Vivimos un mejunje. Un poti-poti, diríamos expresivamente en catalán. Todo se mezcla. Todo vale. Pasado y presente se confunden, realidad y ficción parecen lo mismo. La demagogia se convierte en verdad y la verdad en demagogia. Bien y mal conviven amistosamente, en apariencia. Hasta la comedia y la tragedia son difíciles de distinguir, según plantea Woody Allen en su última película Melinda y Melinda: la misma historia de Melinda es, a la vez, drama y farsa.

¿Todo es según el color del cristal con que se mira? Mucho más que eso: Campoamor queda desfasado cuando resulta que los efectos de la ficción son, al menos, los mismos que los de la realidad. A todo el mundo parece darle igual que las cosas sucedan así. Ahí está Amenábar, con su falso Sampedro encarnado por Javier Bardem, para hablarnos de la realidad de la eutanasia. El éxito de Mike Moore explicando la vida oculta de EE UU marca tendencia: la ficción y el glamour están de capa caída. Tanto Amenábar como Moore anuncian nuevos temas, nuevas preocupaciones, otros intereses. El público los sigue.

Esto es nuestra época: las noticias (reales) parecen películas y el telediario una superproducción, con sus actores de comedia o de tragedia, según se mire. "Cuentistas globales" dijo el director estadounidense Paul Schrader que éramos los periodistas. Añadió -era en 1996- que el periodismo había tomado el papel del cine. Y hoy el cine ejerce la revancha: hace de periodista, de analista, de historiador. He visto un buen puñado de películas recentísimas presentadas en el Festival de Cine de San Sebastián, todas ellas tienen algo en común: explican cosas de la realidad más próxima que nunca veremos por la televisión, una televisión adoradora del estilismo, el espectáculo y de la basura para ser más precisos.

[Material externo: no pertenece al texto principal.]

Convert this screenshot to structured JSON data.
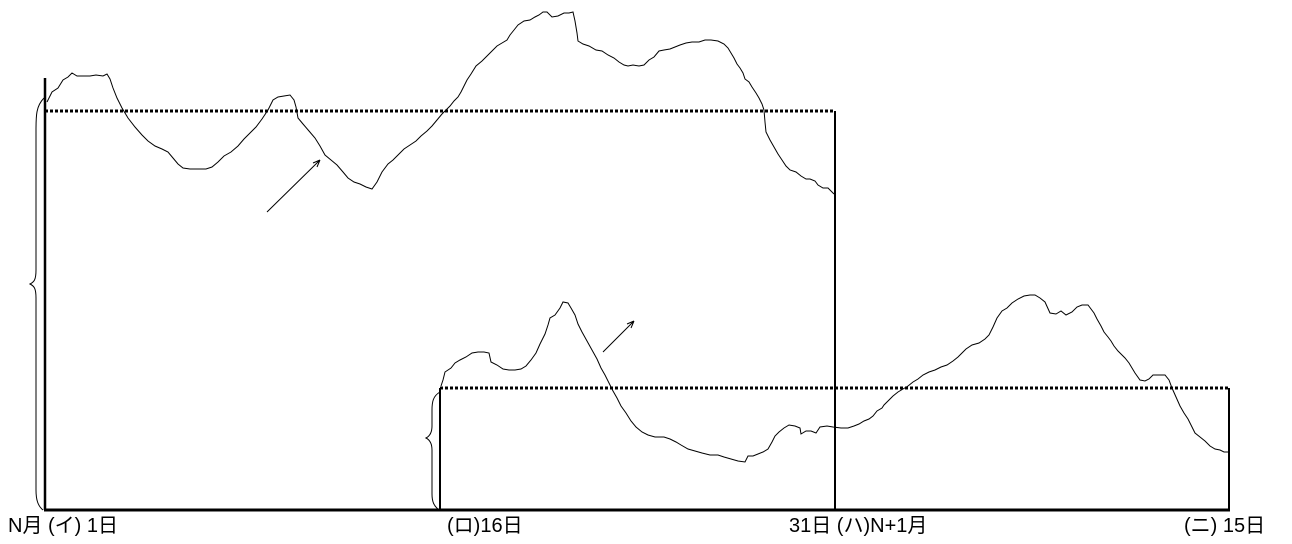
{
  "labels": {
    "period1_start": "N月 (イ) 1日",
    "period2_start": "(ロ)16日",
    "period1_end": "31日 (ハ)N+1月",
    "period2_end": "(ニ) 15日"
  }
}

El cine, seguramente el mejor cine de ahora, hecho en cualquier lugar del mundo -lo cual incluye al cine independiente de Estados Unidos-, abraza la realidad, ama el documento o lo recrea, busca explicaciones a los hechos, indaga en las causas, ata cabos y expone consecuencias. Lo hace con un rigor extraordinario, como en el caso de Omagh de Pete Travis, estremecedor relato del bombazo que mató a 30 personas en 1998 y el alucinante vía crucis por los tribunales y los servicios secretos británicos de quienes buscaban llevar a los autores del atentado ante la justicia y aún no lo han logrado. El mismo rigor se aprecia en La pesadilla de Darwin, narración de unos hechos acaecidos en Tanzania donde un pez introducido en el lago Victoria aniquila toda la fauna marina a cambio de beneficiar las oligarquías locales.

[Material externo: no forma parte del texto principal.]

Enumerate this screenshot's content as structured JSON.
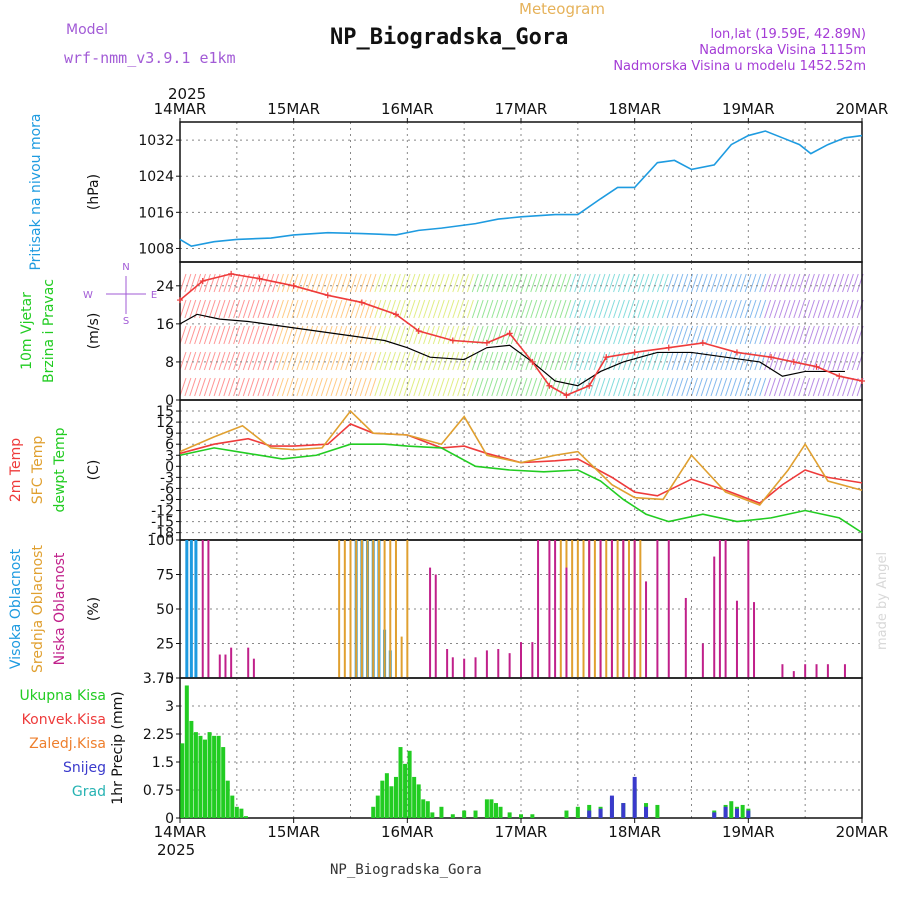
{
  "header": {
    "model_label": "Model",
    "model_name": "wrf-nmm_v3.9.1 e1km",
    "product": "Meteogram",
    "station": "NP_Biogradska_Gora",
    "lonlat": "lon,lat (19.59E, 42.89N)",
    "elevation": "Nadmorska Visina 1115m",
    "model_elevation": "Nadmorska Visina u modelu 1452.52m",
    "year": "2025",
    "footer_station": "NP_Biogradska_Gora",
    "watermark": "made by Angel"
  },
  "colors": {
    "pressure": "#1e9be0",
    "cloud_high": "#1e9be0",
    "cloud_mid": "#e0a030",
    "cloud_low": "#c0208a",
    "t2m": "#ee3b3b",
    "tsfc": "#e0a030",
    "dewpt": "#22cc22",
    "precip_total": "#22cc22",
    "precip_conv": "#ee3b3b",
    "precip_frz": "#ee7f2d",
    "precip_snow": "#3a3acc",
    "precip_grad": "#27b3b3",
    "model_text": "#a25bd6",
    "meteogram_title": "#e6b25a",
    "station_info": "#a43bd6"
  },
  "chart_data": [
    {
      "type": "line",
      "panel": "pressure",
      "title_lines": [
        "Pritisak na nivou mora"
      ],
      "ylabel": "(hPa)",
      "ylim": [
        1005,
        1036
      ],
      "yticks": [
        1008,
        1016,
        1024,
        1032
      ],
      "x_days": [
        "14MAR",
        "15MAR",
        "16MAR",
        "17MAR",
        "18MAR",
        "19MAR",
        "20MAR"
      ],
      "series": [
        {
          "color_key": "pressure",
          "x": [
            0,
            0.1,
            0.3,
            0.5,
            0.8,
            1.0,
            1.3,
            1.6,
            1.9,
            2.1,
            2.3,
            2.6,
            2.8,
            3.0,
            3.3,
            3.5,
            3.7,
            3.85,
            4.0,
            4.2,
            4.35,
            4.5,
            4.7,
            4.85,
            5.0,
            5.15,
            5.3,
            5.45,
            5.55,
            5.7,
            5.85,
            6.0
          ],
          "y": [
            1010,
            1008.5,
            1009.5,
            1010,
            1010.3,
            1011,
            1011.5,
            1011.3,
            1011,
            1012,
            1012.5,
            1013.5,
            1014.5,
            1015,
            1015.5,
            1015.5,
            1019,
            1021.5,
            1021.5,
            1027,
            1027.5,
            1025.5,
            1026.5,
            1031,
            1033,
            1034,
            1032.5,
            1031,
            1029,
            1031,
            1032.5,
            1033
          ]
        }
      ]
    },
    {
      "type": "line",
      "panel": "wind",
      "title_lines": [
        "10m Vjetar",
        "Brzina i Pravac"
      ],
      "ylabel": "(m/s)",
      "ylim": [
        0,
        29
      ],
      "yticks": [
        0,
        8,
        16,
        24
      ],
      "dir_legend": [
        "N",
        "E",
        "S",
        "W"
      ],
      "series": [
        {
          "name": "mean",
          "color": "#000000",
          "x": [
            0,
            0.15,
            0.35,
            0.6,
            0.9,
            1.2,
            1.5,
            1.8,
            2.0,
            2.2,
            2.5,
            2.7,
            2.9,
            3.1,
            3.3,
            3.5,
            3.7,
            3.9,
            4.2,
            4.5,
            4.8,
            5.1,
            5.3,
            5.5,
            5.7,
            5.85
          ],
          "y": [
            16,
            18,
            17,
            16.5,
            15.5,
            14.5,
            13.5,
            12.5,
            11,
            9,
            8.5,
            11,
            11.5,
            8,
            4,
            3,
            6,
            8,
            10,
            10,
            9,
            8,
            5,
            6,
            6,
            6
          ]
        },
        {
          "name": "gust",
          "color": "#ee3b3b",
          "x": [
            0,
            0.2,
            0.45,
            0.7,
            1.0,
            1.3,
            1.6,
            1.9,
            2.1,
            2.4,
            2.7,
            2.9,
            3.1,
            3.25,
            3.4,
            3.6,
            3.75,
            4.0,
            4.3,
            4.6,
            4.9,
            5.2,
            5.4,
            5.6,
            5.8,
            6.0
          ],
          "y": [
            21,
            25,
            26.5,
            25.5,
            24,
            22,
            20.5,
            18,
            14.5,
            12.5,
            12,
            14,
            8,
            3,
            1,
            3,
            9,
            10,
            11,
            12,
            10,
            9,
            8,
            7,
            5,
            4
          ]
        }
      ]
    },
    {
      "type": "line",
      "panel": "temperature",
      "title_lines": [
        "2m Temp",
        "SFC Temp",
        "dewpt Temp"
      ],
      "ylabel": "(C)",
      "ylim": [
        -20,
        18
      ],
      "yticks": [
        -18,
        -15,
        -12,
        -9,
        -6,
        -3,
        0,
        3,
        6,
        9,
        12,
        15
      ],
      "series": [
        {
          "name": "2m Temp",
          "color_key": "t2m",
          "x": [
            0,
            0.3,
            0.6,
            0.8,
            1.0,
            1.3,
            1.5,
            1.7,
            2.0,
            2.3,
            2.5,
            2.7,
            3.0,
            3.3,
            3.5,
            3.8,
            4.0,
            4.2,
            4.5,
            4.8,
            5.1,
            5.3,
            5.5,
            5.7,
            6.0
          ],
          "y": [
            3.5,
            6,
            7.5,
            5.5,
            5.5,
            6,
            11.5,
            9,
            8.5,
            5,
            5.5,
            3.5,
            1,
            1.5,
            2,
            -3,
            -7,
            -8,
            -3.5,
            -6.5,
            -10,
            -5,
            -1,
            -3,
            -4.5
          ]
        },
        {
          "name": "SFC Temp",
          "color_key": "tsfc",
          "x": [
            0,
            0.3,
            0.55,
            0.8,
            1.0,
            1.25,
            1.5,
            1.7,
            2.0,
            2.3,
            2.5,
            2.7,
            3.0,
            3.3,
            3.5,
            3.8,
            4.0,
            4.25,
            4.5,
            4.8,
            5.1,
            5.35,
            5.5,
            5.7,
            6.0
          ],
          "y": [
            4,
            8,
            11,
            5,
            4.5,
            5,
            15,
            9,
            8.5,
            6,
            13.5,
            3,
            1,
            3,
            4,
            -5,
            -8.5,
            -9,
            3,
            -7,
            -10.5,
            -1,
            6,
            -4,
            -6.5
          ]
        },
        {
          "name": "dewpt Temp",
          "color_key": "dewpt",
          "x": [
            0,
            0.3,
            0.6,
            0.9,
            1.2,
            1.5,
            1.8,
            2.0,
            2.3,
            2.6,
            2.9,
            3.2,
            3.5,
            3.7,
            3.9,
            4.1,
            4.3,
            4.6,
            4.9,
            5.2,
            5.5,
            5.8,
            6.0
          ],
          "y": [
            3,
            5,
            3.5,
            2,
            3,
            6,
            6,
            5.5,
            5,
            0,
            -1,
            -1.5,
            -1,
            -4,
            -9,
            -13,
            -15,
            -13,
            -15,
            -14,
            -12,
            -14,
            -18
          ]
        }
      ]
    },
    {
      "type": "bar",
      "panel": "clouds",
      "title_lines": [
        "Visoka Oblacnost",
        "Srednja Oblacnost",
        "Niska Oblacnost"
      ],
      "ylabel": "(%)",
      "ylim": [
        0,
        100
      ],
      "yticks": [
        0,
        25,
        50,
        75,
        100
      ],
      "series": [
        {
          "name": "Visoka Oblacnost",
          "color_key": "cloud_high",
          "x": [
            0.06,
            0.1,
            0.14,
            1.55,
            1.6,
            1.65,
            1.7,
            1.75,
            1.8,
            1.85
          ],
          "values": [
            100,
            100,
            100,
            100,
            100,
            100,
            100,
            100,
            35,
            20
          ]
        },
        {
          "name": "Srednja Oblacnost",
          "color_key": "cloud_mid",
          "x": [
            1.4,
            1.45,
            1.5,
            1.55,
            1.6,
            1.65,
            1.7,
            1.75,
            1.8,
            1.85,
            1.9,
            1.95,
            2.0,
            3.35,
            3.4,
            3.45,
            3.5,
            3.55,
            3.6,
            3.65,
            3.7,
            3.75,
            3.8,
            3.85,
            3.9,
            3.95,
            4.0,
            4.05
          ],
          "values": [
            100,
            100,
            100,
            100,
            100,
            100,
            100,
            100,
            100,
            100,
            100,
            30,
            100,
            100,
            100,
            100,
            100,
            100,
            100,
            100,
            100,
            100,
            100,
            100,
            100,
            100,
            100,
            100
          ]
        },
        {
          "name": "Niska Oblacnost",
          "color_key": "cloud_low",
          "x": [
            0.2,
            0.25,
            0.35,
            0.4,
            0.45,
            0.6,
            0.65,
            2.2,
            2.25,
            2.35,
            2.4,
            2.5,
            2.6,
            2.7,
            2.8,
            2.9,
            3.0,
            3.1,
            3.15,
            3.25,
            3.3,
            3.4,
            3.6,
            3.7,
            3.8,
            3.9,
            4.0,
            4.1,
            4.2,
            4.3,
            4.45,
            4.6,
            4.7,
            4.75,
            4.8,
            4.9,
            5.0,
            5.05,
            5.3,
            5.4,
            5.5,
            5.6,
            5.7,
            5.85
          ],
          "values": [
            100,
            100,
            17,
            17,
            22,
            22,
            14,
            80,
            75,
            21,
            15,
            14,
            15,
            20,
            21,
            18,
            26,
            26,
            100,
            100,
            100,
            80,
            100,
            100,
            100,
            100,
            100,
            70,
            100,
            100,
            58,
            25,
            88,
            100,
            100,
            56,
            100,
            55,
            10,
            5,
            10,
            10,
            10,
            10
          ]
        }
      ]
    },
    {
      "type": "bar",
      "panel": "precip",
      "title_lines": [
        "Ukupna Kisa",
        "Konvek.Kisa",
        "Zaledj.Kisa",
        "Snijeg",
        "Grad"
      ],
      "ylabel": "1hr Precip (mm)",
      "ylim": [
        0,
        3.75
      ],
      "yticks": [
        0,
        0.75,
        1.5,
        2.25,
        3,
        3.75
      ],
      "ytick_labels": [
        "0",
        "0.75",
        "1.5",
        "2.25",
        "3",
        "3.75"
      ],
      "series": [
        {
          "name": "Ukupna Kisa",
          "color_key": "precip_total",
          "x": [
            0.02,
            0.06,
            0.1,
            0.14,
            0.18,
            0.22,
            0.26,
            0.3,
            0.34,
            0.38,
            0.42,
            0.46,
            0.5,
            0.54,
            0.58,
            1.7,
            1.74,
            1.78,
            1.82,
            1.86,
            1.9,
            1.94,
            1.98,
            2.02,
            2.06,
            2.1,
            2.14,
            2.18,
            2.22,
            2.3,
            2.4,
            2.5,
            2.6,
            2.7,
            2.74,
            2.78,
            2.82,
            2.9,
            3.0,
            3.1,
            3.4,
            3.5,
            3.6,
            3.7,
            3.8,
            3.9,
            4.0,
            4.1,
            4.2,
            4.7,
            4.8,
            4.85,
            4.9,
            4.95,
            5.0
          ],
          "values": [
            2.0,
            3.55,
            2.6,
            2.3,
            2.2,
            2.1,
            2.3,
            2.2,
            2.2,
            1.9,
            1.0,
            0.6,
            0.3,
            0.25,
            0.05,
            0.3,
            0.6,
            1.0,
            1.2,
            0.85,
            1.1,
            1.9,
            1.45,
            1.8,
            1.1,
            0.9,
            0.5,
            0.45,
            0.15,
            0.3,
            0.1,
            0.2,
            0.2,
            0.5,
            0.5,
            0.4,
            0.3,
            0.15,
            0.1,
            0.1,
            0.2,
            0.3,
            0.35,
            0.3,
            0.55,
            0.4,
            0.8,
            0.4,
            0.35,
            0.2,
            0.35,
            0.45,
            0.3,
            0.35,
            0.25
          ]
        },
        {
          "name": "Snijeg",
          "color_key": "precip_snow",
          "x": [
            3.6,
            3.7,
            3.8,
            3.9,
            4.0,
            4.1,
            4.7,
            4.8,
            4.9,
            5.0
          ],
          "values": [
            0.2,
            0.25,
            0.6,
            0.4,
            1.1,
            0.3,
            0.15,
            0.3,
            0.25,
            0.2
          ]
        }
      ]
    }
  ]
}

Un cine que recupera la memoria de todos para hablar de los problemas históricos del aborto en Vera Drake de Michael Leigh, ganadora del León de oro de Venecia, o explicar, como hace Patricio Guzmán con pericia y delicadeza extremas, lo que nunca supimos sobre Salvador Allende y así lo conozcan las jóvenes generaciones. John Sayles, director de Silver City -una irónica recreación de cómo se fabrica un presidente: Bush mismo- decía en San Sebastián que "El cine debe mostrar lo que sucede". Y esto es justamente lo que ahora hace, incluyendo el efecto que la televisión tiene en las generaciones educadas por ella.

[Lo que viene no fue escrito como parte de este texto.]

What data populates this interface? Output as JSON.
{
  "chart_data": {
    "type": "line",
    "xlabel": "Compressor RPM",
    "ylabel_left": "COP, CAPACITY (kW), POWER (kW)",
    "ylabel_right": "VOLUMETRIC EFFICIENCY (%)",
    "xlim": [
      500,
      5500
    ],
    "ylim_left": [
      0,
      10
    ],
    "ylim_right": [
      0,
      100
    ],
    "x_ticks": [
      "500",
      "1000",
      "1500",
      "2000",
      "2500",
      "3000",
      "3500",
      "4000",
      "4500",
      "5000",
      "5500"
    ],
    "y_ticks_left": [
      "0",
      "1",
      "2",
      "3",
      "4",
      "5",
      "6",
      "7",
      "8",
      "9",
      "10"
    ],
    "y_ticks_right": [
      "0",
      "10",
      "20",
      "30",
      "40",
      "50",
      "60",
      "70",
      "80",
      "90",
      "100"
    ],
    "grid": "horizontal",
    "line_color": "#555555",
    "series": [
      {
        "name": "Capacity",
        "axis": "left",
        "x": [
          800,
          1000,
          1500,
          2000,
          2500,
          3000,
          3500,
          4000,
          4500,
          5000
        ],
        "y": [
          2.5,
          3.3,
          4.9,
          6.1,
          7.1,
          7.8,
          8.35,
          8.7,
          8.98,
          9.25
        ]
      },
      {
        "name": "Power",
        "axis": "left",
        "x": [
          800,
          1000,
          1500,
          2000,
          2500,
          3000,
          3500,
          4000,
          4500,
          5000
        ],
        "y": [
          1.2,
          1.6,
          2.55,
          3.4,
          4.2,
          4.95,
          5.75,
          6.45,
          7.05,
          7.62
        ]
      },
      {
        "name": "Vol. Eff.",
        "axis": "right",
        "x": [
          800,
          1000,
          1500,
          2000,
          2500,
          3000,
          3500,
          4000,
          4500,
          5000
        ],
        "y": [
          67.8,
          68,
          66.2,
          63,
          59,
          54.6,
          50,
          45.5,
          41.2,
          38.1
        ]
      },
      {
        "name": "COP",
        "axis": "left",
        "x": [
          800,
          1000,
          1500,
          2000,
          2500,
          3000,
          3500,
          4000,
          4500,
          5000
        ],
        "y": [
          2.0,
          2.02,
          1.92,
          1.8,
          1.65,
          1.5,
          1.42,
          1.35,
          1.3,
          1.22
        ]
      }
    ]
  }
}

Parejas que viven sin casarse, violencia urbana extrema, dramas de la inmigración, corrupción institucional, guerras, desempleo, depresión, pobreza, e incluso el sexo duro -ahí esta Nine songs de Winterbottom- buscan, en el cine de ahora mismo, traspasar el umbral del mero espectáculo impactante -sensacional- para encontrar el por qué de tanto desconcierto y sufrimiento humano. No tiene nada que ver con lo que se llamó compromiso, sino con algo más pedestre y próximo: la oportunidad. La gente anda buscando explicaciones a las barbaridades y los cambios que le rodean. Sólo un trabajo lento y concienzudo -esto es el cine- puede ofrecérselas. Hoy todo lo demás va demasiado rápido.